Trauma is not just something one experiences during a war or conflict, but can occur in a job, relationship or everyday interaction, says 2015 Summer Peacebuilding Institute participant Shiphrah Mutungi, who is pursuing a graduate certificate in conflict transformation at Eastern Mennonite University’s Center for Justice and Peacebuilding (CJP).
Even though “everyday” traumas are a normal part of life, if left undealt with, they can hinder one’s growth as much or more than the “big” life struggles, she says. Mutungi would know. Her conviction is rooted in personal experience that has defined her professional counseling career, both in Uganda and around the world.
She was born in a western Ugandan cattle-keeping community. When she was seven, her father died suddenly on an operating room table. He left her mother with eight young children. Life was difficult, but her mother, though uneducated herself, committed to sending all eight of her children to school, even the six girls. Mutungi says her mother’s resolve was remarkable in a culture that wasn’t supportive of girls’ education.
By the time Mutungi was in secondary school, stories of atrocities committed by the terrorist group the Lord’s Resistance Army began to filter south. Mutungi, in school in southwestern Uganda, says she was never personally in danger because the LRA stayed mostly in northern Uganda, South Sudan and the Democratic Republic of the Congo, but she did witness the aftermath of the violence.
By the mid-1990s, Mutungi had graduated with a degree in social sciences from Makerere University and was working for the National Council for Children. “I had to visit areas that had been affected by the violence,” she says. “People were living in internally displaced camps and sometimes were missing parts of their bodies from torture or landmines.” The people she met struggled to cope with the aftermath of violence, displacement and a concurrent growing AIDS epidemic.
Driven by her desire to help people heal from trauma, Mutungi returned to Makerere University to earn one of the program’s first master’s degrees in counseling psychology. In Uganda, as in many other countries, counseling is an unusual profession (Mutungi says those who seek counseling are stigmatized as “crazy people”). So instead of working as a clinical psychologist, she worked as a health program manager of Peace Corps Uganda volunteers, many of whom were working with HIV/AIDS patients and in post- conflict communities in northern Uganda.
She saw that the need for helping people work through their struggles went beyond the work she was doing for the Peace Corps, though. Even people without devastating diseases or living in peaceful regions can struggle to manage whatever it is they are dealing with, she says.

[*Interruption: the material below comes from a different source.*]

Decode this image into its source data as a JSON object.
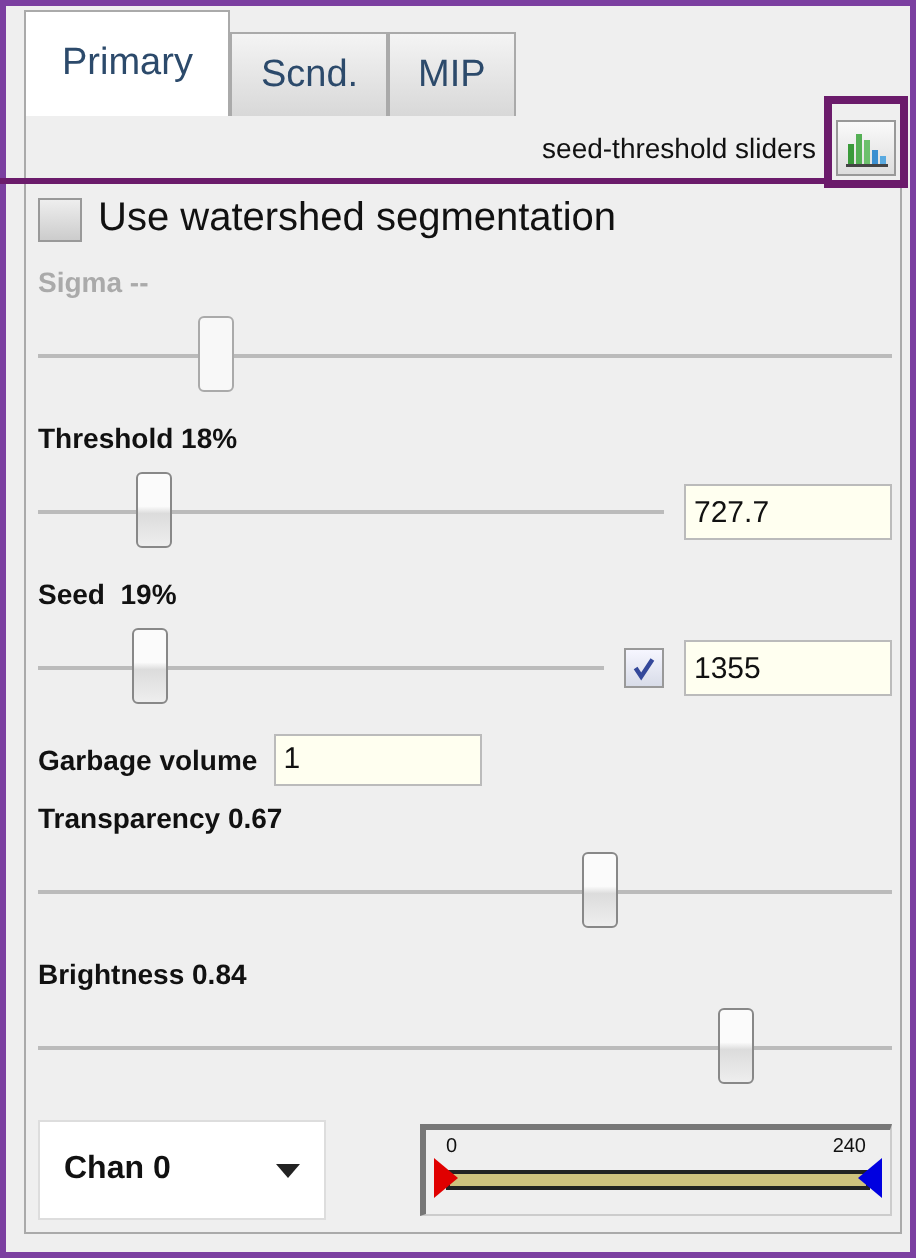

Guiding from negativity to ‘positivity’
In light of this, Mutungi realized that healing must begin with the self before it can filter to larger society. Everyone experiences trauma, she says, but the key is learning how to respond.
In 2012, Mutungi left her Peace Corps job and founded Reflective Learning-Uganda, an organization that seeks to foster resilience in individuals and groups through a combination of workshops, trainings and individualized “learning journeys,” a 6-week program in which participants produce a reflective portfolio on a subject of their choice.
Reflective Learning Uganda utilizes a “strengths-based” approach developed by psychologist Tony Ghaye called participatory and appreciative action and reflection, also known as PAAR. (Ghaye is a founder of Reflective Learning International and related organizations in the United Kingdom, Italy and Nigeria; he is a chairman of Mutungi’s organization.). PAAR uses personal reflection and questioning to change negative thoughts into positive ones, a process that helps participants feel more empowered and resilient, Mutungi says.
“Positivity workshops” are particularly helpful in schools, Mutungi says, offering the example of, a headmaster of a rural secondary school who was worried his students lacked the hope necessary to continue their education and pursue “professional” jobs as lawyers, teachers or doctors.
“The headmaster wanted me to talk to the students about the responsibility they have to shape their own destiny,” she says. So she began a series of workshops to help students reflect on their past and ask questions about what they needed to do to change their attitude.
“The students became excited,” she says. “Some of them said they had never thought of themselves as having strength, just problems. The students ended up forming a group called the Positive Energy Group and planting trees as symbols of growth. The trees don’t grow fast, but if you water them, they will eventually grow into big things.”
STAR tools used in workshops
Another tool she uses in her workshops is Strategies for Trauma Awareness and Resilience (STAR) training. Since 2010, Mutungi completed STAR I and II and the first of the two practicums required to become a certified STAR trainer. In her first practicum, Mutungi helped facilitate a STAR training in South Sudan under the guidance of CJP professor Elaine Zook Barge. When she finishes her second practicum (at a yet undecided location), she will be qualified to teach STAR I to others.
“STAR is very important because it is a training that raises awareness about trauma at the very deepest personal level,” she said during a 2013 video interview. “While I had done training as a counseling psychologist and counselor at master’s level, I had not had an opportunity to have such an awareness about trauma resilience and how to get over such an experience before.”
Learning experiences such as those offered by the Summer Peacebuilding Institute, STAR and Reflective Learning, says Mutungi, provide a safe space to share stories people never felt able to share before. Participants learn they don’t have to carry their burdens alone and how to turn their struggles into strength.